- Most colocation facilities are packed with environmental systems to keep your equipment and data safe and secure at all times.
- Fire protection systems, including passive and active design elements, as well as implementation of fire prevention programmes in operations. Smoke detectors are usually installed to provide early warning of a developing fire by detecting particles generated by smoldering components prior to the development of flame.
- 19-inch racks for data equipment and servers, 23-inch racks for telecom equipment.
- Cabinets and cages for physical access control over tenants’ equipment.
- Overhead cable rack (tray) and fibreguide, power cables usually on separate rack from data.
- Air conditioning is used to control the temperature and humidity in the space. ASHRAE recommends a temperature range of 20–25 °C and humidity range of 40–60% as optimal for electronic equipment.
- Low-impedance electrical ground.
- Few, if any, windows.
- Most colocation centres have high levels of physical security, and may be guarded continuously. They may employ CCTV.
- Some colocation facilities require that employees escort customers, especially if there are not individual locked cages/cabinets for each customer.

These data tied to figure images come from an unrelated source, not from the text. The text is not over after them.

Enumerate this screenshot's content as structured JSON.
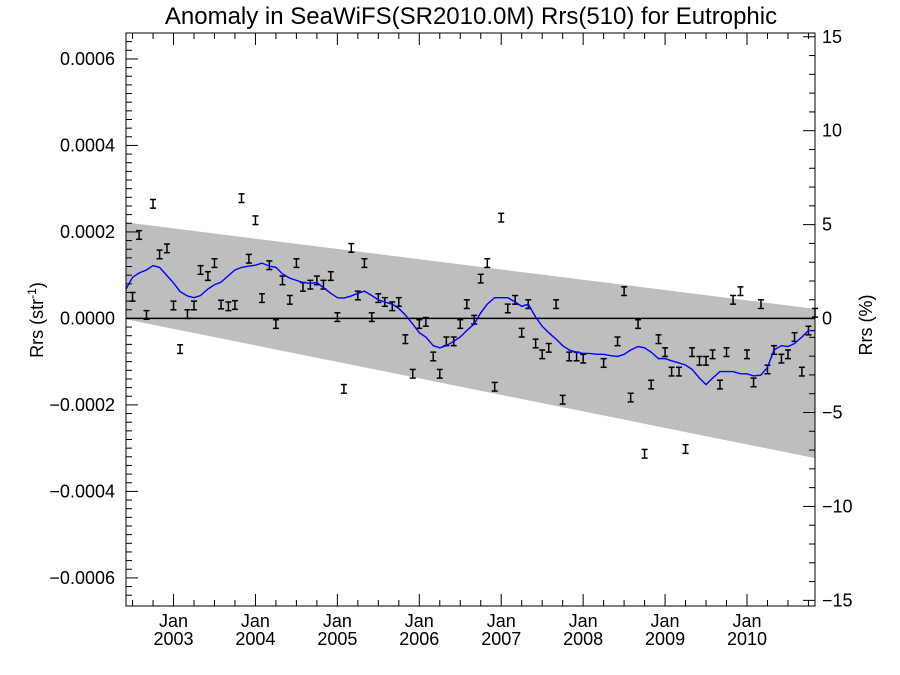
{
  "chart_data": {
    "type": "scatter",
    "title": "Anomaly in SeaWiFS(SR2010.0M) Rrs(510) for Eutrophic",
    "ylabel": {
      "base": "Rrs (str",
      "sup": "-1",
      "close": ")"
    },
    "y2label": "Rrs (%)",
    "x_tick_month": "Jan",
    "x_tick_years": [
      "2003",
      "2004",
      "2005",
      "2006",
      "2007",
      "2008",
      "2009",
      "2010"
    ],
    "y_ticks": [
      "0.0006",
      "0.0004",
      "0.0002",
      "0.0000",
      "−0.0002",
      "−0.0004",
      "−0.0006"
    ],
    "y_tick_values": [
      0.0006,
      0.0004,
      0.0002,
      0.0,
      -0.0002,
      -0.0004,
      -0.0006
    ],
    "y2_ticks": [
      "15",
      "10",
      "5",
      "0",
      "−5",
      "−10",
      "−15"
    ],
    "y2_tick_values": [
      15,
      10,
      5,
      0,
      -5,
      -10,
      -15
    ],
    "xlim": [
      2002.42,
      2010.83
    ],
    "ylim": [
      -0.000665,
      0.00066
    ],
    "y2lim": [
      -15.3,
      15.2
    ],
    "colors": {
      "envelope": "#bebebe",
      "running_mean": "#0000ff",
      "points": "#000000",
      "zero_line": "#000000"
    },
    "envelope": {
      "x": [
        2002.42,
        2010.83
      ],
      "upper": [
        0.000222,
        2.2e-05
      ],
      "lower": [
        -2e-06,
        -0.000323
      ]
    },
    "points": {
      "x": [
        2002.5,
        2002.58,
        2002.67,
        2002.75,
        2002.83,
        2002.92,
        2003.0,
        2003.08,
        2003.17,
        2003.25,
        2003.33,
        2003.42,
        2003.5,
        2003.58,
        2003.67,
        2003.75,
        2003.83,
        2003.92,
        2004.0,
        2004.08,
        2004.17,
        2004.25,
        2004.33,
        2004.42,
        2004.5,
        2004.58,
        2004.67,
        2004.75,
        2004.83,
        2004.92,
        2005.0,
        2005.08,
        2005.17,
        2005.25,
        2005.33,
        2005.42,
        2005.5,
        2005.58,
        2005.67,
        2005.75,
        2005.83,
        2005.92,
        2006.0,
        2006.08,
        2006.17,
        2006.25,
        2006.33,
        2006.42,
        2006.5,
        2006.58,
        2006.67,
        2006.75,
        2006.83,
        2006.92,
        2007.0,
        2007.08,
        2007.17,
        2007.25,
        2007.33,
        2007.42,
        2007.5,
        2007.58,
        2007.67,
        2007.75,
        2007.83,
        2007.92,
        2008.0,
        2008.25,
        2008.42,
        2008.5,
        2008.58,
        2008.67,
        2008.75,
        2008.83,
        2008.92,
        2009.0,
        2009.08,
        2009.17,
        2009.25,
        2009.33,
        2009.42,
        2009.5,
        2009.58,
        2009.67,
        2009.75,
        2009.83,
        2009.92,
        2010.0,
        2010.08,
        2010.17,
        2010.25,
        2010.33,
        2010.42,
        2010.5,
        2010.58,
        2010.67,
        2010.75,
        2010.83
      ],
      "y": [
        5e-05,
        0.000193,
        8e-06,
        0.000265,
        0.000148,
        0.000162,
        3e-05,
        -7.1e-05,
        1e-05,
        3e-05,
        0.000112,
        9.8e-05,
        0.000128,
        3.2e-05,
        2.8e-05,
        3.1e-05,
        0.000278,
        0.000138,
        0.000227,
        4.7e-05,
        0.000123,
        -1.3e-05,
        8.8e-05,
        4.3e-05,
        0.000128,
        7.3e-05,
        7.8e-05,
        8.8e-05,
        7.8e-05,
        9.8e-05,
        3e-06,
        -0.000163,
        0.000163,
        5.3e-05,
        0.000128,
        3e-06,
        4.7e-05,
        3.8e-05,
        2.8e-05,
        3.8e-05,
        -4.8e-05,
        -0.000128,
        -1.3e-05,
        -8e-06,
        -8.8e-05,
        -0.000128,
        -5.3e-05,
        -5.3e-05,
        -1.3e-05,
        3.3e-05,
        -3e-06,
        9.2e-05,
        0.000128,
        -0.000158,
        0.000233,
        2.3e-05,
        4.3e-05,
        -3.3e-05,
        3.3e-05,
        -5.8e-05,
        -8.3e-05,
        -6.8e-05,
        3.3e-05,
        -0.000188,
        -8.8e-05,
        -8.8e-05,
        -9.3e-05,
        -0.000103,
        -5.3e-05,
        6.3e-05,
        -0.000183,
        -1.3e-05,
        -0.000313,
        -0.000153,
        -4.8e-05,
        -7.8e-05,
        -0.000123,
        -0.000123,
        -0.000302,
        -7.8e-05,
        -9.8e-05,
        -9.8e-05,
        -8.3e-05,
        -0.000153,
        -7.8e-05,
        4.3e-05,
        6.3e-05,
        -8.3e-05,
        -0.000148,
        3.3e-05,
        -0.000118,
        -7.3e-05,
        -9.3e-05,
        -8.3e-05,
        -4.3e-05,
        -0.000123,
        -2.8e-05,
        1.3e-05
      ],
      "err": 1e-05
    },
    "running_mean": {
      "x": [
        2002.42,
        2002.5,
        2002.58,
        2002.67,
        2002.75,
        2002.83,
        2002.92,
        2003.0,
        2003.08,
        2003.17,
        2003.25,
        2003.33,
        2003.42,
        2003.5,
        2003.58,
        2003.67,
        2003.75,
        2003.83,
        2003.92,
        2004.0,
        2004.08,
        2004.17,
        2004.25,
        2004.33,
        2004.42,
        2004.5,
        2004.58,
        2004.67,
        2004.75,
        2004.83,
        2004.92,
        2005.0,
        2005.08,
        2005.17,
        2005.25,
        2005.33,
        2005.42,
        2005.5,
        2005.58,
        2005.67,
        2005.75,
        2005.83,
        2005.92,
        2006.0,
        2006.08,
        2006.17,
        2006.25,
        2006.33,
        2006.42,
        2006.5,
        2006.58,
        2006.67,
        2006.75,
        2006.83,
        2006.92,
        2007.0,
        2007.08,
        2007.17,
        2007.25,
        2007.33,
        2007.42,
        2007.5,
        2007.58,
        2007.67,
        2007.75,
        2007.83,
        2007.92,
        2008.0,
        2008.08,
        2008.17,
        2008.25,
        2008.33,
        2008.42,
        2008.5,
        2008.58,
        2008.67,
        2008.75,
        2008.83,
        2008.92,
        2009.0,
        2009.08,
        2009.17,
        2009.25,
        2009.33,
        2009.42,
        2009.5,
        2009.58,
        2009.67,
        2009.75,
        2009.83,
        2009.92,
        2010.0,
        2010.08,
        2010.17,
        2010.25,
        2010.33,
        2010.42,
        2010.5,
        2010.58,
        2010.67,
        2010.75,
        2010.83
      ],
      "y": [
        6.8e-05,
        9.5e-05,
        0.000105,
        0.000112,
        0.000122,
        0.000118,
        9.9e-05,
        8.2e-05,
        6.2e-05,
        5.2e-05,
        4.8e-05,
        5.3e-05,
        6.8e-05,
        7.8e-05,
        8.4e-05,
        9.9e-05,
        0.000112,
        0.000118,
        0.000121,
        0.000123,
        0.000128,
        0.000121,
        0.000118,
        0.000103,
        9.3e-05,
        8.8e-05,
        8.3e-05,
        8.1e-05,
        8.3e-05,
        7.1e-05,
        5.8e-05,
        4.8e-05,
        4.7e-05,
        5.2e-05,
        5.8e-05,
        6.3e-05,
        5.3e-05,
        4.3e-05,
        3.8e-05,
        3.3e-05,
        2.3e-05,
        8e-06,
        -1.3e-05,
        -3.3e-05,
        -4.3e-05,
        -6.3e-05,
        -6.8e-05,
        -6.3e-05,
        -5.3e-05,
        -4.3e-05,
        -2.8e-05,
        -1.3e-05,
        1.3e-05,
        3.3e-05,
        4.8e-05,
        4.8e-05,
        4.8e-05,
        3.8e-05,
        2.8e-05,
        3.3e-05,
        3e-06,
        -1.8e-05,
        -3.3e-05,
        -4.8e-05,
        -6.3e-05,
        -7.3e-05,
        -7.8e-05,
        -8.1e-05,
        -8.1e-05,
        -8.3e-05,
        -8.3e-05,
        -8.6e-05,
        -8.8e-05,
        -8.3e-05,
        -7.3e-05,
        -6.5e-05,
        -6.8e-05,
        -7.8e-05,
        -9.3e-05,
        -9.3e-05,
        -9.8e-05,
        -0.000103,
        -0.000108,
        -0.000118,
        -0.000138,
        -0.000153,
        -0.000138,
        -0.000123,
        -0.000123,
        -0.000123,
        -0.000128,
        -0.000128,
        -0.000133,
        -0.000131,
        -0.000113,
        -7.3e-05,
        -6.3e-05,
        -6.5e-05,
        -5.8e-05,
        -4.3e-05,
        -2.8e-05,
        -2.8e-05
      ]
    }
  }
}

In other facilities, a PIN code or proximity card access system may allow customers access into the building, and individual cages/cabinets have locks. Biometric security measures, such as fingerprint recognition, voice recognition and “weight matching”, are also becoming more commonplace in modern facilities.
- Most Colocation facilities generally have generators, usually running on diesel fuel, that start automatically when utility power fails. These generators may have varying levels of redundancy, depending on how the facility is built.
- Generators do not start instantaneously, so colocation facilities usually have battery backup systems. In many facilities, the operator of the facility provides large inverters to provide AC power from the batteries. In other cases, the customers may install smaller UPS’s in their racks.
- Some customers choose to use equipment that is powered directly by 48VDC (nominal) battery banks. This may provide better energy efficiency, and may reduce the number of parts that can fail.
- An alternative to batteries is a motor generator connected to a flywheel and diesel engine. Many colocation facilities can provide A and B power feeds to customer equipment, and high end servers and telecommunications equipment often can have two power supplies installed.
- Colocation facilities are sometimes connected to multiple sections of the utility power grid for additional reliability.
Cooling & Other Features
- The operator of a colocation facility generally provides air conditioning for the computer and telecommunications equipment in the building. The cooling system generally includes some degree of redundancy.
- In older facilities, the cooling system capacity often limits the amount of equipment that can operate in the building, more so than the available square footage.
- Colocation facility owners have differing rules regarding cross connects between their customers. These rules may allow customers to run such connections at no charge, or allow customers to order such connections for a significant monthly fee. They may allow customers to order cross connects to carriers, but not to other customers.
- Some colocation centres feature a “meet-me-room” where the different carriers housed in the center can efficiently exchange data. Most peering points sit in colocation centers. Because of the high concentration of servers inside larger colocation centers, most carriers will be interested in bringing direct connections to such buildings.
- In many cases there will be a larger Internet Exchange hosted inside a colocation centre, where customers can connect for peering.